As letras têm a própria quaresma. Como os religiosos, submetem-se a sacrifícios. As ortodoxas chegam ao extremo. Emudecem. Escrevem-se, mas não se pronunciam. Chamam-se dígrafos. O nome diz tudo. São duas letras, mas um som. Velha, por exemplo, tem cinco letras. Mas quatro fonemas (sons). O lh tem companheiros: ch (chefe), nh (tamanho), sc (consciente), sç (nasça), xc (exceto), rr (acarretar), ss (processo), qu (fraqueza), gu (alguém).
Rebelião
Na língua como na vida, há os dissidentes. “Xô, fundamentalismo”, dizem eles. “Nós queremos falar.” Resultado: nem sempre qu, gu, sc, xc formam dígrafos. O grupo, então, se dissolve. Antes da reforma ortográfica, as rebeldes qu e gu eram indicadas pelo trema. Os dois pontinhos davam um recado: ali estava uma heterodoxa. Por isso o u deve ser pronunciado. O sinal se foi. Mas a insubordinação se mantém.

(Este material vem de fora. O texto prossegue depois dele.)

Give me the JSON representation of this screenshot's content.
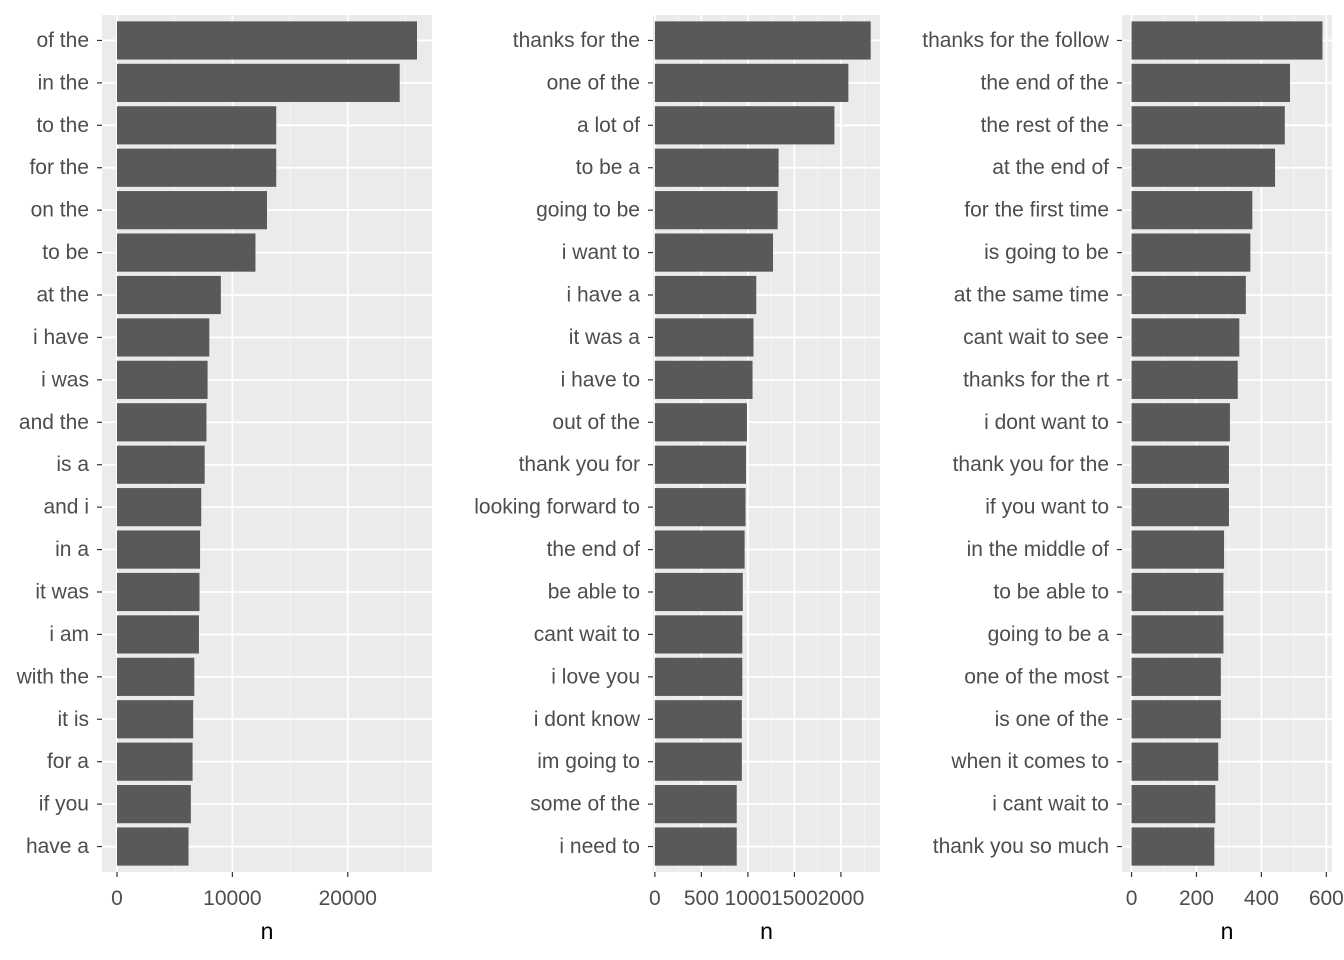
{
  "colors": {
    "panel_bg": "#EBEBEB",
    "grid_major": "#FFFFFF",
    "grid_minor": "#F5F5F5",
    "bar_fill": "#595959",
    "tick_label": "#4D4D4D",
    "axis_title": "#000000"
  },
  "chart_data": [
    {
      "type": "bar",
      "orientation": "horizontal",
      "xlabel": "n",
      "ylabel": "",
      "xlim": [
        -1300,
        27300
      ],
      "x_ticks": [
        0,
        10000,
        20000
      ],
      "x_tick_labels": [
        "0",
        "10000",
        "20000"
      ],
      "grid": true,
      "categories": [
        "of the",
        "in the",
        "to the",
        "for the",
        "on the",
        "to be",
        "at the",
        "i have",
        "i was",
        "and the",
        "is a",
        "and i",
        "in a",
        "it was",
        "i am",
        "with the",
        "it is",
        "for a",
        "if you",
        "have a"
      ],
      "values": [
        26000,
        24500,
        13800,
        13800,
        13000,
        12000,
        9000,
        8000,
        7850,
        7750,
        7600,
        7300,
        7200,
        7150,
        7100,
        6700,
        6600,
        6550,
        6400,
        6200
      ]
    },
    {
      "type": "bar",
      "orientation": "horizontal",
      "xlabel": "n",
      "ylabel": "",
      "xlim": [
        -20,
        2420
      ],
      "x_ticks": [
        0,
        500,
        1000,
        1500,
        2000
      ],
      "x_tick_labels": [
        "0",
        "500",
        "1000",
        "1500",
        "2000"
      ],
      "grid": true,
      "categories": [
        "thanks for the",
        "one of the",
        "a lot of",
        "to be a",
        "going to be",
        "i want to",
        "i have a",
        "it was a",
        "i have to",
        "out of the",
        "thank you for",
        "looking forward to",
        "the end of",
        "be able to",
        "cant wait to",
        "i love you",
        "i dont know",
        "im going to",
        "some of the",
        "i need to"
      ],
      "values": [
        2320,
        2080,
        1930,
        1330,
        1320,
        1270,
        1090,
        1060,
        1050,
        990,
        980,
        975,
        965,
        945,
        940,
        940,
        935,
        935,
        880,
        880
      ]
    },
    {
      "type": "bar",
      "orientation": "horizontal",
      "xlabel": "n",
      "ylabel": "",
      "xlim": [
        -29.4,
        617.4
      ],
      "x_ticks": [
        0,
        200,
        400,
        600
      ],
      "x_tick_labels": [
        "0",
        "200",
        "400",
        "600"
      ],
      "grid": true,
      "categories": [
        "thanks for the follow",
        "the end of the",
        "the rest of the",
        "at the end of",
        "for the first time",
        "is going to be",
        "at the same time",
        "cant wait to see",
        "thanks for the rt",
        "i dont want to",
        "thank you for the",
        "if you want to",
        "in the middle of",
        "to be able to",
        "going to be a",
        "one of the most",
        "is one of the",
        "when it comes to",
        "i cant wait to",
        "thank you so much"
      ],
      "values": [
        588,
        488,
        472,
        442,
        372,
        366,
        352,
        332,
        327,
        303,
        300,
        300,
        285,
        283,
        283,
        275,
        275,
        267,
        258,
        255
      ]
    }
  ]
}
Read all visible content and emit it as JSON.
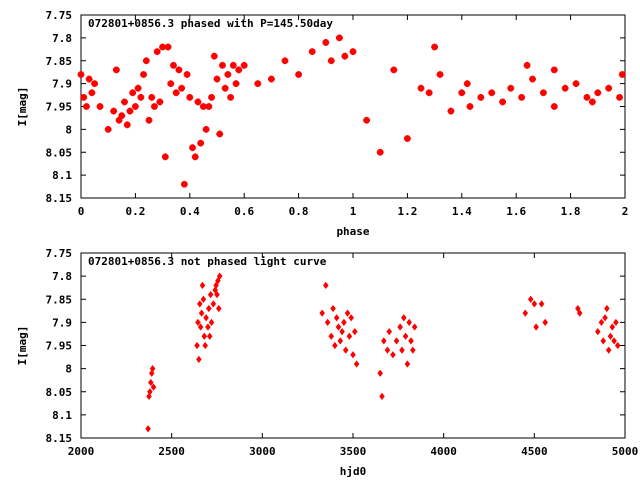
{
  "colors": {
    "points": "#ff0000",
    "axes": "#000000",
    "background": "#ffffff"
  },
  "chart_data": [
    {
      "type": "scatter",
      "title": "072801+0856.3 phased with P=145.50day",
      "xlabel": "phase",
      "ylabel": "I[mag]",
      "xlim": [
        0,
        2
      ],
      "ylim": [
        7.75,
        8.15
      ],
      "y_inverted": true,
      "xticks": [
        "0",
        "0.2",
        "0.4",
        "0.6",
        "0.8",
        "1",
        "1.2",
        "1.4",
        "1.6",
        "1.8",
        "2"
      ],
      "yticks": [
        "7.75",
        "7.8",
        "7.85",
        "7.9",
        "7.95",
        "8",
        "8.05",
        "8.1",
        "8.15"
      ],
      "marker": "star",
      "grid": false,
      "x": [
        0.0,
        0.01,
        0.02,
        0.03,
        0.04,
        0.05,
        0.07,
        0.1,
        0.12,
        0.13,
        0.14,
        0.15,
        0.16,
        0.17,
        0.18,
        0.19,
        0.2,
        0.21,
        0.22,
        0.23,
        0.24,
        0.25,
        0.26,
        0.27,
        0.28,
        0.29,
        0.3,
        0.31,
        0.32,
        0.33,
        0.34,
        0.35,
        0.36,
        0.37,
        0.38,
        0.39,
        0.4,
        0.41,
        0.42,
        0.43,
        0.44,
        0.45,
        0.46,
        0.47,
        0.48,
        0.49,
        0.5,
        0.51,
        0.52,
        0.53,
        0.54,
        0.55,
        0.56,
        0.57,
        0.58,
        0.6,
        0.65,
        0.7,
        0.75,
        0.8,
        0.85,
        0.9,
        0.92,
        0.95,
        0.97,
        1.0,
        1.05,
        1.1,
        1.15,
        1.2,
        1.25,
        1.28,
        1.32,
        1.36,
        1.4,
        1.43,
        1.47,
        1.51,
        1.55,
        1.58,
        1.62,
        1.66,
        1.7,
        1.74,
        1.78,
        1.82,
        1.86,
        1.9,
        1.94,
        1.98,
        1.99,
        1.74,
        1.3,
        1.42,
        1.64,
        1.88
      ],
      "y": [
        7.88,
        7.93,
        7.95,
        7.89,
        7.92,
        7.9,
        7.95,
        8.0,
        7.96,
        7.87,
        7.98,
        7.97,
        7.94,
        7.99,
        7.96,
        7.92,
        7.95,
        7.91,
        7.93,
        7.88,
        7.85,
        7.98,
        7.93,
        7.95,
        7.83,
        7.94,
        7.82,
        8.06,
        7.82,
        7.9,
        7.86,
        7.92,
        7.87,
        7.91,
        8.12,
        7.88,
        7.93,
        8.04,
        8.06,
        7.94,
        8.03,
        7.95,
        8.0,
        7.95,
        7.93,
        7.84,
        7.89,
        8.01,
        7.86,
        7.91,
        7.88,
        7.93,
        7.86,
        7.9,
        7.87,
        7.86,
        7.9,
        7.89,
        7.85,
        7.88,
        7.83,
        7.81,
        7.85,
        7.8,
        7.84,
        7.83,
        7.98,
        8.05,
        7.87,
        8.02,
        7.91,
        7.92,
        7.88,
        7.96,
        7.92,
        7.95,
        7.93,
        7.92,
        7.94,
        7.91,
        7.93,
        7.89,
        7.92,
        7.95,
        7.91,
        7.9,
        7.93,
        7.92,
        7.91,
        7.93,
        7.88,
        7.87,
        7.82,
        7.9,
        7.86,
        7.94
      ]
    },
    {
      "type": "scatter",
      "title": "072801+0856.3 not phased light curve",
      "xlabel": "hjd0",
      "ylabel": "I[mag]",
      "xlim": [
        2000,
        5000
      ],
      "ylim": [
        7.75,
        8.15
      ],
      "y_inverted": true,
      "xticks": [
        "2000",
        "2500",
        "3000",
        "3500",
        "4000",
        "4500",
        "5000"
      ],
      "yticks": [
        "7.75",
        "7.8",
        "7.85",
        "7.9",
        "7.95",
        "8",
        "8.05",
        "8.1",
        "8.15"
      ],
      "marker": "diamond",
      "grid": false,
      "x": [
        2370,
        2375,
        2380,
        2385,
        2390,
        2395,
        2400,
        2640,
        2645,
        2650,
        2655,
        2660,
        2665,
        2670,
        2675,
        2680,
        2685,
        2690,
        2700,
        2705,
        2710,
        2715,
        2720,
        2730,
        2740,
        2745,
        2750,
        2755,
        2760,
        2765,
        3330,
        3350,
        3360,
        3380,
        3390,
        3400,
        3410,
        3420,
        3430,
        3440,
        3450,
        3460,
        3470,
        3480,
        3490,
        3500,
        3510,
        3520,
        3650,
        3660,
        3670,
        3690,
        3700,
        3720,
        3740,
        3760,
        3770,
        3780,
        3790,
        3800,
        3810,
        3820,
        3830,
        3840,
        4450,
        4480,
        4500,
        4510,
        4540,
        4560,
        4740,
        4750,
        4850,
        4870,
        4880,
        4890,
        4900,
        4910,
        4920,
        4930,
        4940,
        4950,
        4960
      ],
      "y": [
        8.13,
        8.06,
        8.05,
        8.03,
        8.01,
        8.0,
        8.04,
        7.95,
        7.9,
        7.98,
        7.86,
        7.91,
        7.88,
        7.82,
        7.85,
        7.93,
        7.95,
        7.89,
        7.91,
        7.87,
        7.93,
        7.84,
        7.9,
        7.86,
        7.83,
        7.82,
        7.84,
        7.81,
        7.87,
        7.8,
        7.88,
        7.82,
        7.9,
        7.93,
        7.87,
        7.95,
        7.89,
        7.91,
        7.94,
        7.92,
        7.9,
        7.96,
        7.88,
        7.93,
        7.89,
        7.97,
        7.92,
        7.99,
        8.01,
        8.06,
        7.94,
        7.96,
        7.92,
        7.97,
        7.94,
        7.91,
        7.96,
        7.89,
        7.93,
        7.99,
        7.9,
        7.94,
        7.96,
        7.91,
        7.88,
        7.85,
        7.86,
        7.91,
        7.86,
        7.9,
        7.87,
        7.88,
        7.92,
        7.9,
        7.94,
        7.89,
        7.87,
        7.96,
        7.93,
        7.91,
        7.94,
        7.9,
        7.95
      ]
    }
  ]
}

Em frequente, tranquilo, lingueta e linguiça, o número de letras corresponde ao de fonemas.
Mesma escola
O mesmo ocorre com pescar, excluir & cia. insubmissa. Para elas, impera a lei do jogo do bicho. Vale o que está escrito. Os grupos sc e xc deixam de ser dígrafos. Entram na regra geral — um fonema, uma letra. Em suma: ortodoxas e heterodoxas não constituem problema só da língua. A opção delas interfere na pronúncia e na separação silábica. Sobra pra nós.